TwitterStream - I randomly get garbage when accessing stream.Content

Feb 26, 2014 at 10:30 AM
Edited Feb 26, 2014 at 2:20 PM
Version 2.1.11.0

I've been trying to maintain a permanent connection to the streaming endpoint and while I've succeeded, I am still running into an issue.

I already handle all the stream stalls and disconnects / reconnects successfully.

The current problem is that, after a few hours of receiving tweets, i start getting "garbage" on the stream.Content property.

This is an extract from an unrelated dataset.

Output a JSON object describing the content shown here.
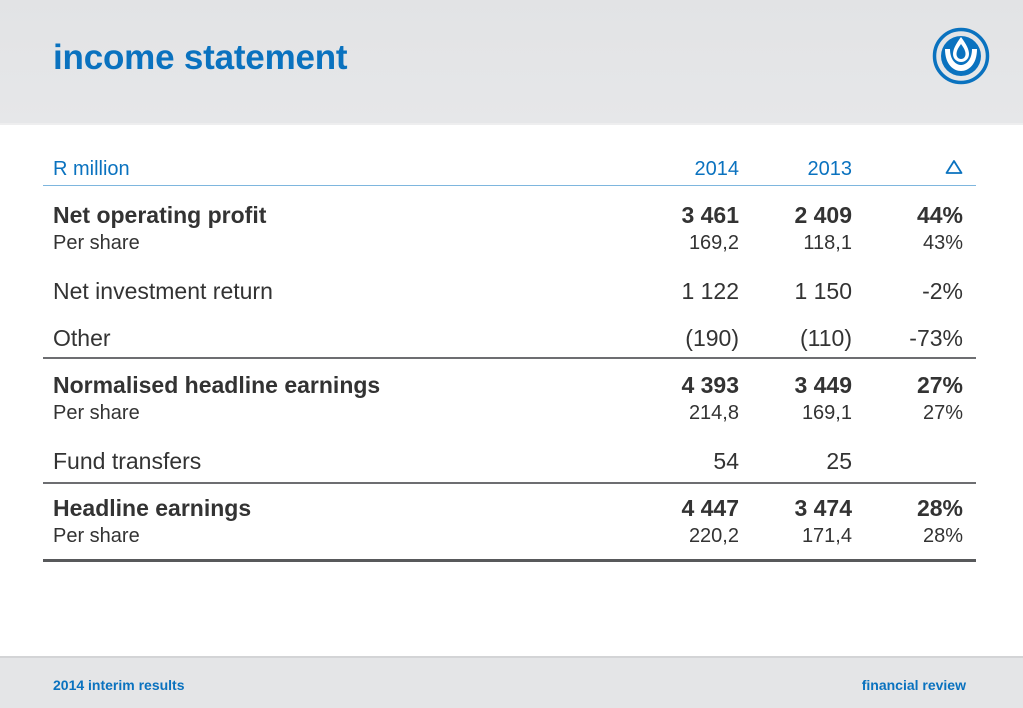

You can still decipher a few parts of a tweet, but there seems to be some problem with the encoding / buffer or something.

Here is an example from my logs table:
10:21 PM - Message that is not a tweet: tt543\u0648\u06terhtt5492687872","init"1tr":null,"in_reply_iheSqug.cFilgmin"w":339ihe Squg.cmin8d":533354ull,"ly_to_use533354ullmin87872","in 229str":null,"in_reply_Je021eNoujaimmin"w":339je021emedujaimmin8d"::fa340c \ly_to_use:fa340cmin87872","in9mes09}}]crat":"job ever. Al98humng ":"787c \ly_to_use45\u0humng ":"787cmin87872","in_bac99,"Jes_count":l":"http:\/\/pbs.twimg.com\at":"TuehB5Gh5IEAAlwjD/\/:{"hs_count":_image_url":"http:\/pbs.twimg.com\at":"TuehB5Gh5IEAAlwjD/\/:{"hg":null,"followites_cyAHPptegCtps""id":43698231600,"time_zone":"PyAHPptegCtps"303482,"id_str":"83034825084,"lang":"MrSedkyofile_use_bac98humf4n8om\7se:"en","contributors_enabled":false,"i\/\/pbs.twimg.com\/profile_background_imont,translatorgroom\/p40File_backgron_enablA2","profile_backgro19cone_backgron_enablat":false,"profile_baF6","e_backgron_ena}}]},"favorited":false,"retweities":{"hashtags":[{"text":"tbt","indices":[0,4]}],"symbols":[],"urls"arna
You can clearly see some stuff resembling tweet properties. These tweets replace normal tweets for a few hours and then I start getting back normal tweets again. But, since i keep getting something from the stream, there is no stall warning or disconnect. And I don't think I should disconnect and then reconnect the stream again to try and solve this. I have also not seen this problem anywhere.

Any ideas guys?

Piece of code (normal stuff):
try
            {
                (from stream in twitterContext.Streaming
                 where stream.Type == StreamingType.Filter &&
                     stream.Track == keywords
                 select stream)
                 .StreamingCallback(stream =>
                 {
                     try
                     {
                         this.m_lastCallbackTime = DateTime.UtcNow;
                         this.m_twitterStream = stream;
                         if (stream != null)
                         {
                             if (stream.Status == TwitterErrorStatus.RequestProcessingException)
                             {
                                 var webEx = stream.Error as WebException;
                                 if (webEx != null && webEx.Status == WebExceptionStatus.ConnectFailure)
                                 {
                                     Trace.TraceInformation(DateTime.UtcNow.ToShortTimeString() + " - Error: LinqToTwitter stream connection failure!");
                                     this.m_hadStreamFailure = true;
                                 }
                             }
                             else if (!string.IsNullOrEmpty(stream.Content))
                             {
                                 var tweet = stream.Content;
and so on...
I appreciate all your help with this issue. Thanks in advance ;)
Coordinator
Feb 26, 2014 at 4:03 PM
Feb 26, 2014 at 5:17 PM
Thanks Joe ;)
Mar 4, 2014 at 10:26 AM
Sorry to bother you again Joe.

The library's recent version was a significant improvement on those messed up tweets.
And although we stopped getting those for hours on straight, now we still receive 1 or 2 "bad" tweets every 10 minutes. It is significantly better and we can cope with this rate.
Nevertheless, just wanted to inform you on that. Initially I thought it was because of the volume we were getting (between 500 and 3000 per minute), but after inspecting the logs, the "bad" tweets almost never appear during the peak times. So I don't think there is a connection with that.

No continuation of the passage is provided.